Saturday, February 2, 2008

From Here to Eternity (1953)


Winner of the Oscar for Best Picture of 1953, From Here to Eternity depicts the lives of Army soldiers in Hawaii in the months before the attack on Pearl Harbor. This is an interesting examination of the roles of masculinity in the military, and I found Montgomery Clift's story as Private Robert E. Lee Prewitt to be particularly fascinating. Certainly, the scene on the beach with Burt Lancaster and Deborah Kerr making love has gotten much of the attention over the years--and perhaps rightly so, given how erotic it remains even now--but Clift's Prewitt is a man who refuses to follow everyone's expectations of what a soldier should or must be. He's a model of individualism and nonconformity, if it's not too much of an oxymoron to say that.

The film begins with Prewitt showing up to his new army base after being demoted and transferred from another unit. Almost immediately, he fails to fit in. Despite a reputation as a gifted boxer, he refuses to participate in the base's team, and the other soldiers set out to make him miserable until he relents and joins them. He's also a bugler, far more talented than any other who's had the position at the base. When he plays "Taps" in honor of one of his friends, it brings tears to all of the men in the company (whether they allow themselves to show the tears or not). And he falls in love with a "hostess" at a local club, a woman who has obviously taken the job for the money and who starts out with a intensely pragmatic sense of who and what she is. Of course, in 1953, the filmmakers had to make her a hostess, but any adult watching the movies knows that she's a prostitute. Yet Prewitt still loves her because he sees past all of the stereotypes associated with such women. Given all those narrative details, how could Clift not be the focus of the movie? How could he not command our attention?

Lancaster and Kerr's storyline is much more conventional. He's a sergeant who reports directly to her husband, the captain of the unit. Her husband, as you might expect, is frequently absent, leaving her alone and lonely, emotions she has felt before at other bases where her husband has been stationed. (Yes, that means she too has a reputation.) Lancaster slowly makes her fall in love with him just as he falls in love with her, and the chemistry between him and Kerr is strong. The scene where he shows up at her home in a rainstorm is almost as sexually charged as that moment on the beach that people are more familiar with. Throughout their scenes together, you can sense how much their characters yearn for each other's company, and you also sense the strain that the secrecy of their relationship has on them both. Both Lancaster and Kerr are good--they always were--and he's particularly adept at showing us a man who's figured out how to work the system of the army to his advantage.

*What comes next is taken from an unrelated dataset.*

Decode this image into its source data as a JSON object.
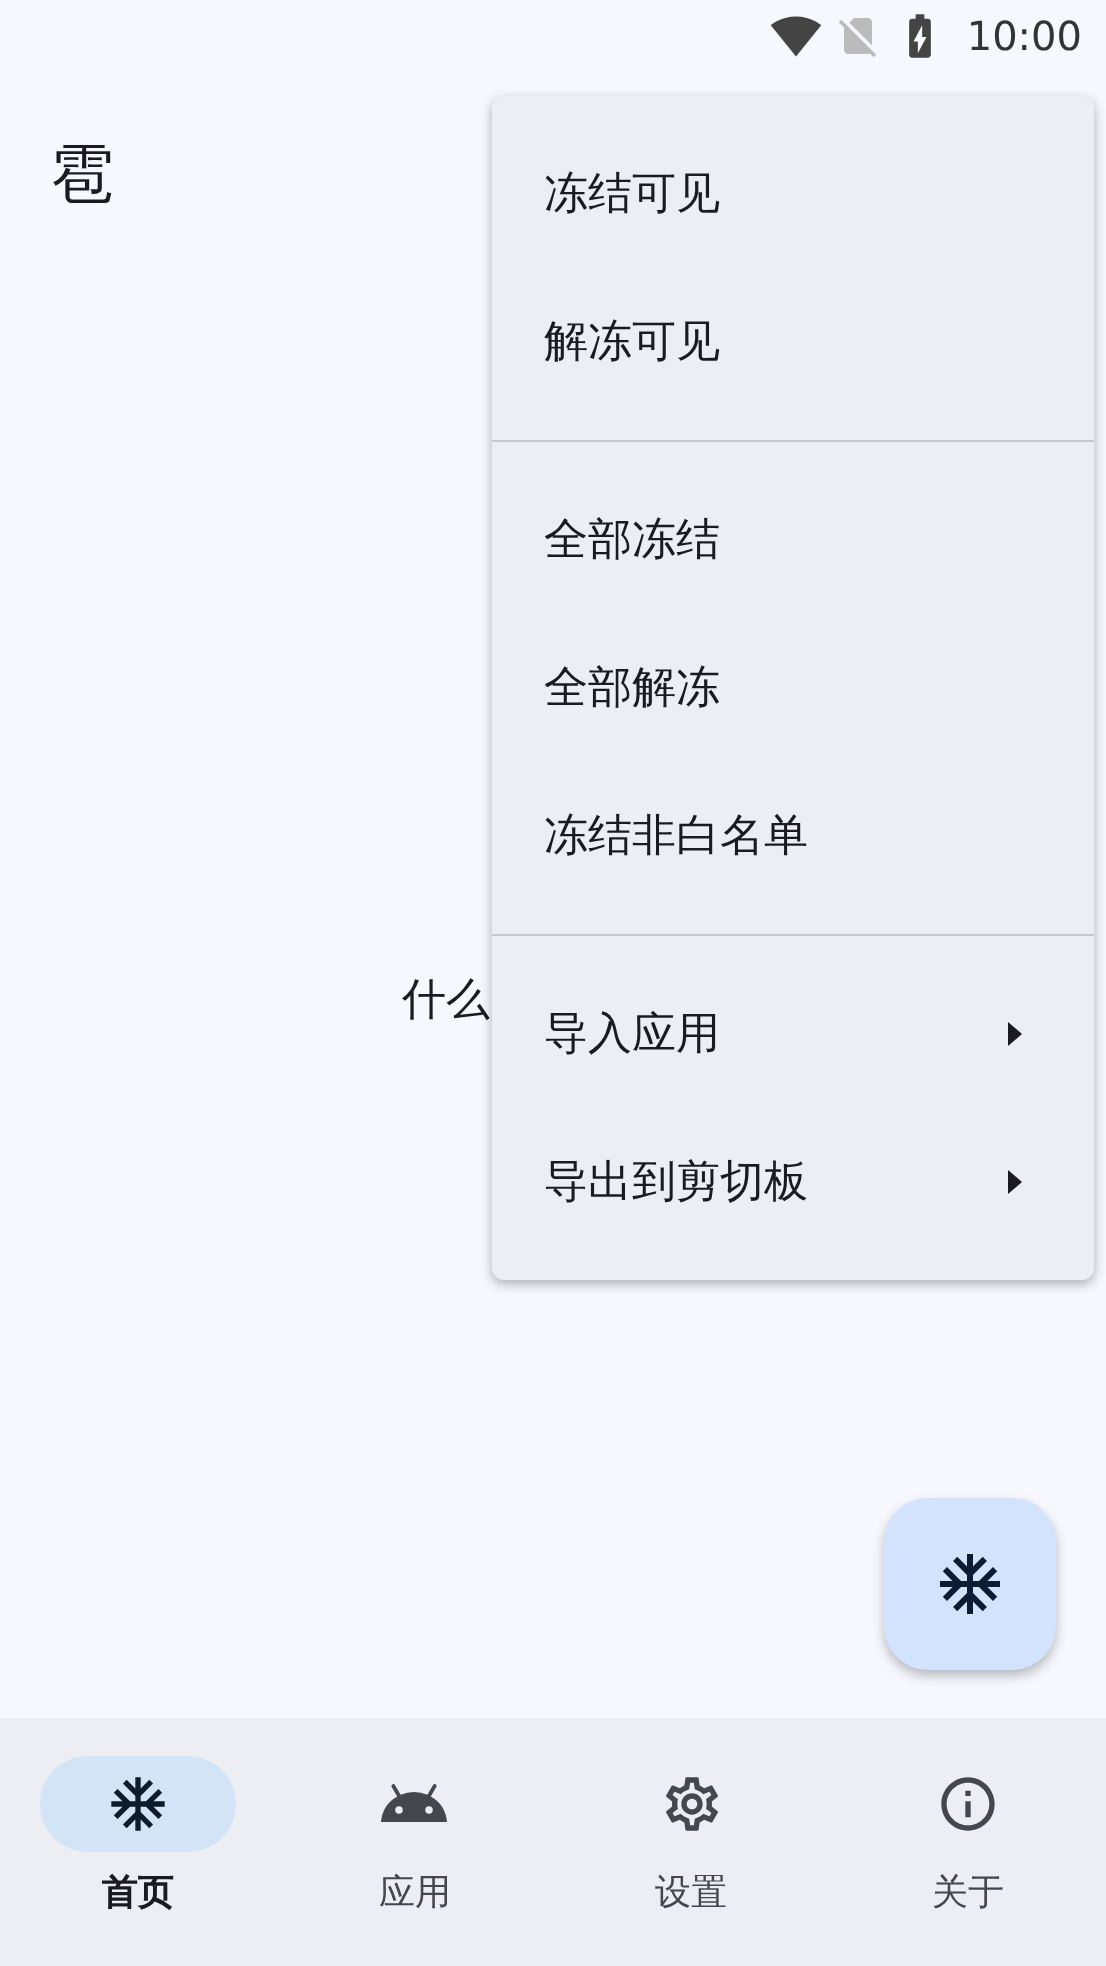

Still, I'd rather watch Clift. His very presence in the movie calls into question what it means to be a man. He's capable of feats of strength, certainly, yet he also shows genuine affection and even tenderness for both his lover Alma (played by Donna Reed) and his friend Maggio (played by Frank Sinatra). That mixture of intelligence and sensitivity is what makes Clift such a compelling actor to watch. When he stares down the brute who's been abusing Maggio, you sense just how much strength is coiled in that body of his. And the endurance that he shows while undergoing "the treatment" by his fellow soldiers, his willingness to allow them to continue to abuse him, shows how much more of a man he is. It's a intriguing study of masculinity, as were many of the films that he appeared in. His performance alone is worth the time to watch From Here to Eternity.